Could the behavior of an invasive species of ants explain the way humans interact?
That’s the implication of the findings a group of SUNY Buffalo State researchers has come up with, after studying the myrmica rubra species of ant.
“It’s a non-native ant from Europe that occurs at the Tifft Nature Preserve,” said Robert J. Warren, associate professor of biology. “It probably came in on ship ballasts when they were loading coal and shipping it off. It only occurs in wet coastal areas in northern climates.”
Their paper on the ants, titled “Release from intraspecific competition promotes dominance of a non-native invader,” was recently released.
The ant has a “nasty sting,” Warren said, making it a pest for the nature preserve.
“It gets in densities like you would not believe,” he said. “It hits densities where it literally—not figuratively—covers the ground.”
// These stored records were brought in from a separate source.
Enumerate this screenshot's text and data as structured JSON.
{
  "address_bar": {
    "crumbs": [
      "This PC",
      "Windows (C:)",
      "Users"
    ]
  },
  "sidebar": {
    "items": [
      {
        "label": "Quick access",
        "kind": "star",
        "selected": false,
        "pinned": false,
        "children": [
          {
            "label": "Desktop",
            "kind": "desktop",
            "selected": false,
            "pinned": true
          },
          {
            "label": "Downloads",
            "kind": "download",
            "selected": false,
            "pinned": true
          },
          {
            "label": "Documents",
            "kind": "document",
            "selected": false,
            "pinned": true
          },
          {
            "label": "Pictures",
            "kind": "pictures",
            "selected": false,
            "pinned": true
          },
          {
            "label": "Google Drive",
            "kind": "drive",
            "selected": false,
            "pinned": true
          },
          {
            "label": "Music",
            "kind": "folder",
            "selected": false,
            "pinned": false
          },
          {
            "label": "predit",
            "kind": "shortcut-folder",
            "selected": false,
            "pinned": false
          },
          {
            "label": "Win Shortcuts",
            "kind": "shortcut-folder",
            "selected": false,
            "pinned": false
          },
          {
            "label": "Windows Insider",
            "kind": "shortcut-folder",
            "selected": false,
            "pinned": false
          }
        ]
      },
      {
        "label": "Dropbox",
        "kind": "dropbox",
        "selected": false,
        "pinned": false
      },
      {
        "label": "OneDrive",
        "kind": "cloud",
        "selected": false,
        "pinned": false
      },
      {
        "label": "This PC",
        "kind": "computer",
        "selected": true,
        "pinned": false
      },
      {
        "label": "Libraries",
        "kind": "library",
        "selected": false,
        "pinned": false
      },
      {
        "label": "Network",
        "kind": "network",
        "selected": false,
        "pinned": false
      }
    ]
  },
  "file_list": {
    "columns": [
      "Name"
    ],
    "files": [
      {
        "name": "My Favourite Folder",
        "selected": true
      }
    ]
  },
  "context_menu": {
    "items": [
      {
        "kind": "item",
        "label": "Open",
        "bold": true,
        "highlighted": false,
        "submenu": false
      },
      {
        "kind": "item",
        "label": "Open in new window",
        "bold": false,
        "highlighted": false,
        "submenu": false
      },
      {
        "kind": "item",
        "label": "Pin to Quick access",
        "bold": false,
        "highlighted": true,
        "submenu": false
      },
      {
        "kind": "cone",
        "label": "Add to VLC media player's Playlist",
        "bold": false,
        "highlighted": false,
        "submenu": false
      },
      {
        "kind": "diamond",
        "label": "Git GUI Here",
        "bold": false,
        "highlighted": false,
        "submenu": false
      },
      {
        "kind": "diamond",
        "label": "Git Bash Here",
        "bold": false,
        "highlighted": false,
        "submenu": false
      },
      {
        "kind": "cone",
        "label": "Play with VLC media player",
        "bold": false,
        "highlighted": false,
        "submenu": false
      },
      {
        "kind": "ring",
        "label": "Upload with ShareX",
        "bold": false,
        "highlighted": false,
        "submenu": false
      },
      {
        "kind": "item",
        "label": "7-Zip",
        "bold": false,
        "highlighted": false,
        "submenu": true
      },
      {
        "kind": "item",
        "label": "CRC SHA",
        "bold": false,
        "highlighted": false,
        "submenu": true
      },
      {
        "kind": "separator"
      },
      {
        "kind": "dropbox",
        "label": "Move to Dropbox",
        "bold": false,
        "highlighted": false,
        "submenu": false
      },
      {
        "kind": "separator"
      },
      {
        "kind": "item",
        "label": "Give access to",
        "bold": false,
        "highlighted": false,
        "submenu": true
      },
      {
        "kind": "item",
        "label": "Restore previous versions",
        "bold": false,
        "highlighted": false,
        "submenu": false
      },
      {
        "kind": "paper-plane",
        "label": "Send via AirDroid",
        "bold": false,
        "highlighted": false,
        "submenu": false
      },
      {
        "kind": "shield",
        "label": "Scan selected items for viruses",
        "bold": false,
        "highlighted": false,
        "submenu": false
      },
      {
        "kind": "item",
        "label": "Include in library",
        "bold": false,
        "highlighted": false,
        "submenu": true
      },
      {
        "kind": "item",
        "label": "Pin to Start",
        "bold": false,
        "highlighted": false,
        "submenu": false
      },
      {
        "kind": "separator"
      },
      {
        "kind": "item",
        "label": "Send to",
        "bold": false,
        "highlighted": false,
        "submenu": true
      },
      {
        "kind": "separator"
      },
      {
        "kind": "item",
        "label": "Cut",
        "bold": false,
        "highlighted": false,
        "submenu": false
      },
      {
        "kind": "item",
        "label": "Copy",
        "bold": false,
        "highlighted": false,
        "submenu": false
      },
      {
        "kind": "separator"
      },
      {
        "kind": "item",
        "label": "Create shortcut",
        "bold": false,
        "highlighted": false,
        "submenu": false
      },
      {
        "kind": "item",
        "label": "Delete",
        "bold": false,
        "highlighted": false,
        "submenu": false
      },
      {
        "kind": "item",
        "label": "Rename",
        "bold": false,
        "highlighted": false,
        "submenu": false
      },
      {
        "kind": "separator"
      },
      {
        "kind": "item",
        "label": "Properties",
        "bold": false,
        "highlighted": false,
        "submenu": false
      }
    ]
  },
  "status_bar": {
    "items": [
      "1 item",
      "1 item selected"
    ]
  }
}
Warren (pictured at left), who was interested in the ants as an ecologist, and Tifft, who wanted to get rid of the ants, formed a collaboration to study the species. The main question for Warren centered on why myrmica rubra was not coexisting with native ant species at Tifft.
“Essentially, where you have rubra, you have no native ants,” he said. “It’s a 95 percent reduction. It’s higher than you’d expect.”
Warren said he and his team went into the study assuming the non-native species wiped out the native species of ants because it was a better competitor than the natives. Tiftt is also an “altered habitat,” and it was possible that the native ants just weren’t well-adapted to the environment there.
“Neither was true,” he said. “Rubra is actually a really poor competitor, so when we put it in head-to-head fighting with the natives, it loses. It has no unique niche, and it wants pretty much the same food and shelter as the natives.”
The one unique aspect about myrmica rubra is that it does not compete with itself, Warren said.
“It has unnaturally low intra-specific competition,” he said.
With most invasive species, they arrive in a habitat with no natural enemies, and their populations explode, which is assumed to be because they are 'released' from natural enemies in the invaded range, Warren said. However, Warren's findings with rubra suggest that invasive species may thrive because they have no “friendly enemies” in the invaded range.
“The natives are fighting with themselves and rubra, where rubra is essentially competing as one,” he said. “Which means that all of Tifft and probably all of Western New York is one colony. It’s really fascinating.”
The team of researchers observed the ants in nature as well as in the lab. Warren likened the way native ants behave toward each other to Game of Thrones, the popular HBO show.
“They slaughter each other’s queens,” he said. “For ants, that’s the death of the whole colony.”
For rubra, they’re bad at fighting, as well as obtaining food, Warren said. However, not competing with each other allows their numbers to “explode.”
“Most natural populations limit themselves before they run out of food,” he said. “They get territories, and they all compete for the food. This all limits them from running out.”
Rubra eats everything, and its populations crash every summer, Warren said.
While the mechanism deals with ants in this specific case, it probably applies to other invasive species, like plants, Warren said. That hasn’t been studied just yet.
It may also explain human populations, Warren said.
“Folks like to think that we’re really mean to each other, but we actually have an unnaturally high level of cooperation, like nothing else,” he said.
For instance, if an Alaskan wolf was dropped into Siberia, the Siberian wolves would “tear it to shreds,” Warren said. Conversely, Americans can travel to Siberia and work with people there.
“We cooperate bizarrely high, and that’s probably why our population continues to grow exponentially,” he said. “Because of our cooperation.”